The Next Chapter

Steph Cameron on why you should read Breakfast of Champions

The musician says Breakfast of Champions by Kurt Vonnegut is vulgar and chaotic, and that's why you should read it.
Kurt Vonnegut's Breakfast of Champions, published in 1973, is the author's seventh novel and one of his most famous works. It's also a must read, according to singer-songwriter Steph Cameron. (Dial Press/Pheremone Records)

Musician Steph Cameron says she loves American author Kurt Vonnegut because "he is so impolite and frank and vulgar, but not in any way that hurts anyone." Lately, the B.C.-based folk singer has been reading one of Vonnegut's best-known works, Breakfast of Champions.  

Breakfast of Champions is about two characters — one is Kilgore Trout, a science fiction writer who considers himself a failure and whose work is so unrecognized that it's basically only produced as filler in pornographic magazines. He gets a letter in the mail from a stranger who calls him a genius and invites him to be a keynote speaker at an arts conference in Midland City, in the midwestern United States. So he decides that he's going to hitchhike to this symposium, basically with the intention of destroying any correlation between beauty and art and dignity that these people may have.

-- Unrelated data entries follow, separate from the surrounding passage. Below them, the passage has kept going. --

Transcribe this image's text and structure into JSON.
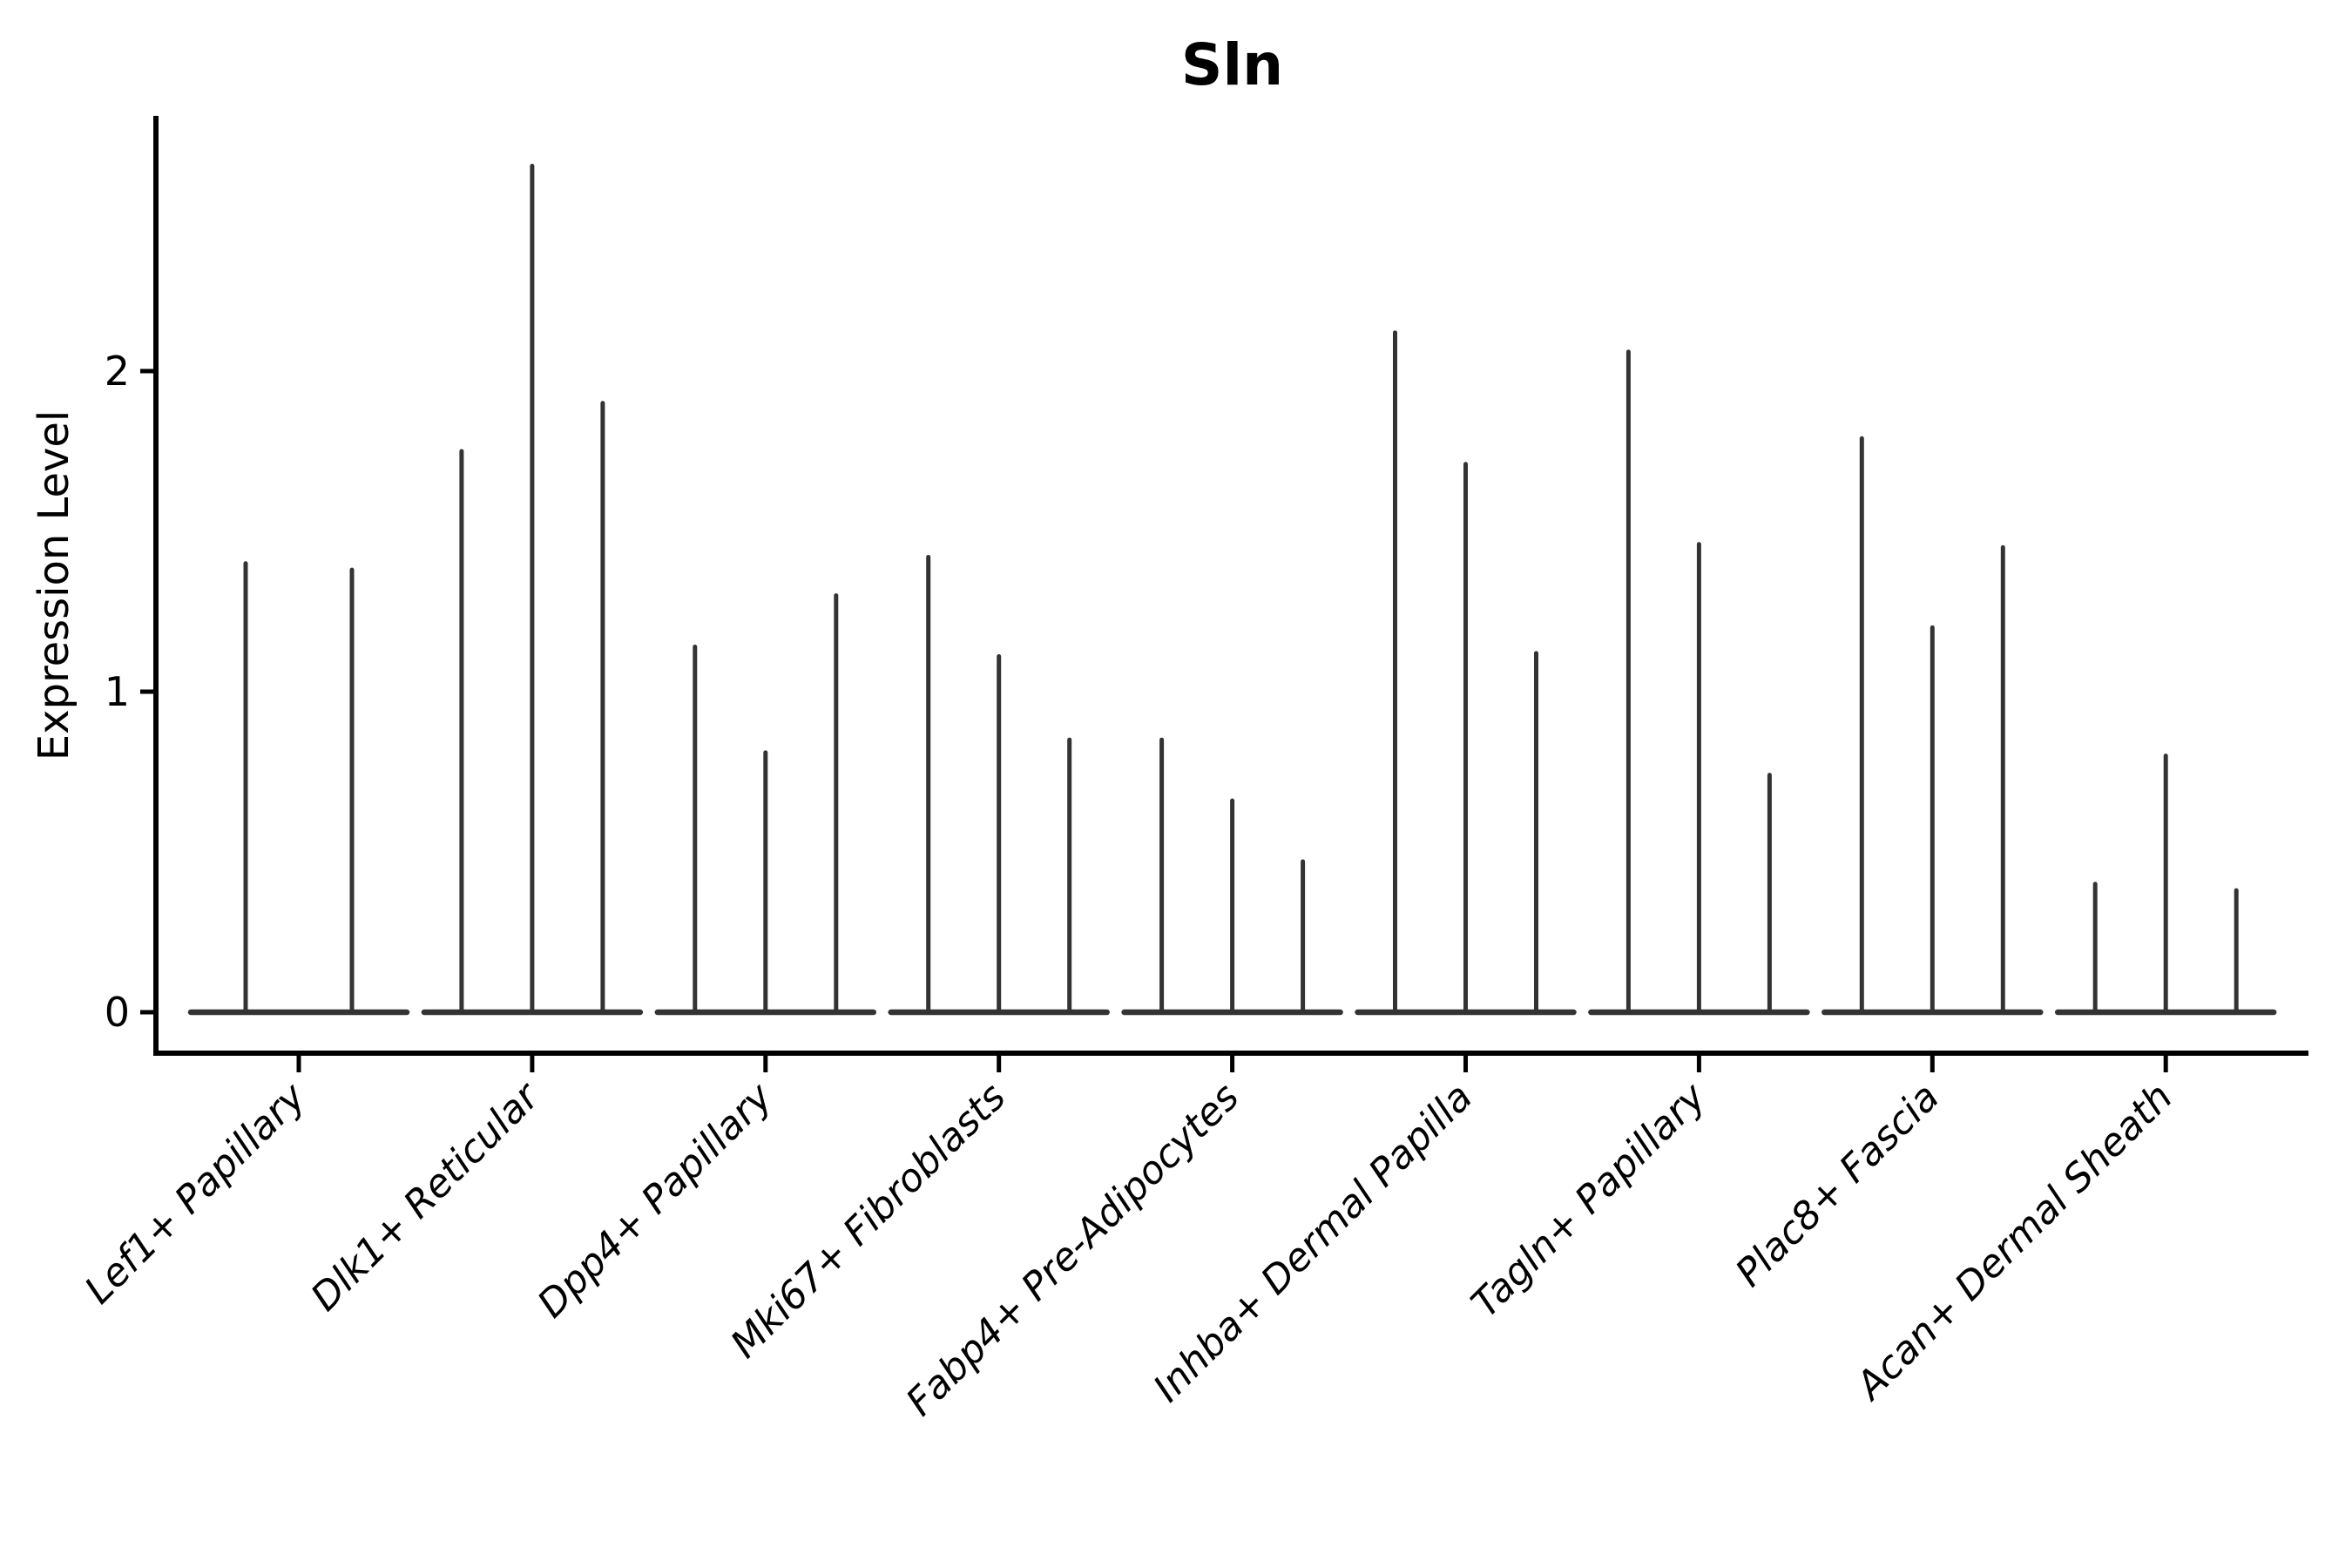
{
  "chart_data": {
    "type": "violin",
    "title": "Sln",
    "ylabel": "Expression Level",
    "xlabel": "",
    "ylim": [
      0,
      2.8
    ],
    "yticks": [
      "0",
      "1",
      "2"
    ],
    "grid": false,
    "legend": "none",
    "style": "needle-thin split violins (2-3 per category), distribution bulk flat at 0",
    "categories": [
      "Lef1+ Papillary",
      "Dlk1+ Reticular",
      "Dpp4+ Papillary",
      "Mki67+ Fibroblasts",
      "Fabp4+ Pre-Adipocytes",
      "Inhba+ Dermal Papilla",
      "Tagln+ Papillary",
      "Plac8+ Fascia",
      "Acan+ Dermal Sheath"
    ],
    "groups": [
      {
        "category": "Lef1+ Papillary",
        "violin_max_values": [
          1.4,
          1.38
        ]
      },
      {
        "category": "Dlk1+ Reticular",
        "violin_max_values": [
          1.75,
          2.64,
          1.9
        ]
      },
      {
        "category": "Dpp4+ Papillary",
        "violin_max_values": [
          1.14,
          0.81,
          1.3
        ]
      },
      {
        "category": "Mki67+ Fibroblasts",
        "violin_max_values": [
          1.42,
          1.11,
          0.85
        ]
      },
      {
        "category": "Fabp4+ Pre-Adipocytes",
        "violin_max_values": [
          0.85,
          0.66,
          0.47
        ]
      },
      {
        "category": "Inhba+ Dermal Papilla",
        "violin_max_values": [
          2.12,
          1.71,
          1.12
        ]
      },
      {
        "category": "Tagln+ Papillary",
        "violin_max_values": [
          2.06,
          1.46,
          0.74
        ]
      },
      {
        "category": "Plac8+ Fascia",
        "violin_max_values": [
          1.79,
          1.2,
          1.45
        ]
      },
      {
        "category": "Acan+ Dermal Sheath",
        "violin_max_values": [
          0.4,
          0.8,
          0.38
        ]
      }
    ],
    "colors": {
      "violin": "#333333",
      "axis": "#000000",
      "text": "#000000",
      "background": "#ffffff"
    }
  }
}
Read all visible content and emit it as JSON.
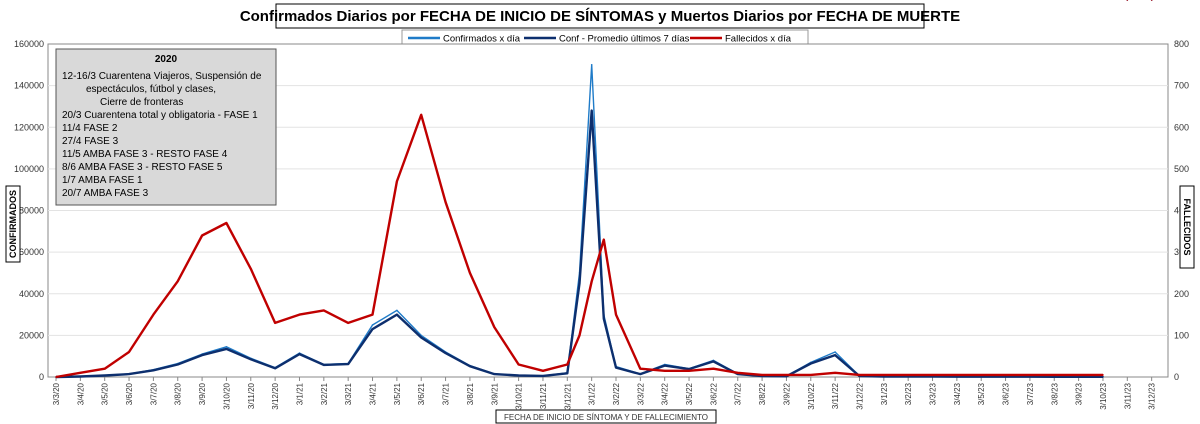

The other character is Dwayne Hoover, a Pontiac dealer in Midland City. And Dwayne starts to lose his mind, and Vonnegut puts up the idea and the philosophy that human beings are only responding to and acting out how they're programmed. So Dwayne Hoover and Kilgore Trout meet, and Hoover is exposed to some of Trout's cynical science fiction and philosophy, and it basically sends him over the deep end, into this mad, chaotic rampage. 

Steph Cameron's comments have been edited and condensed.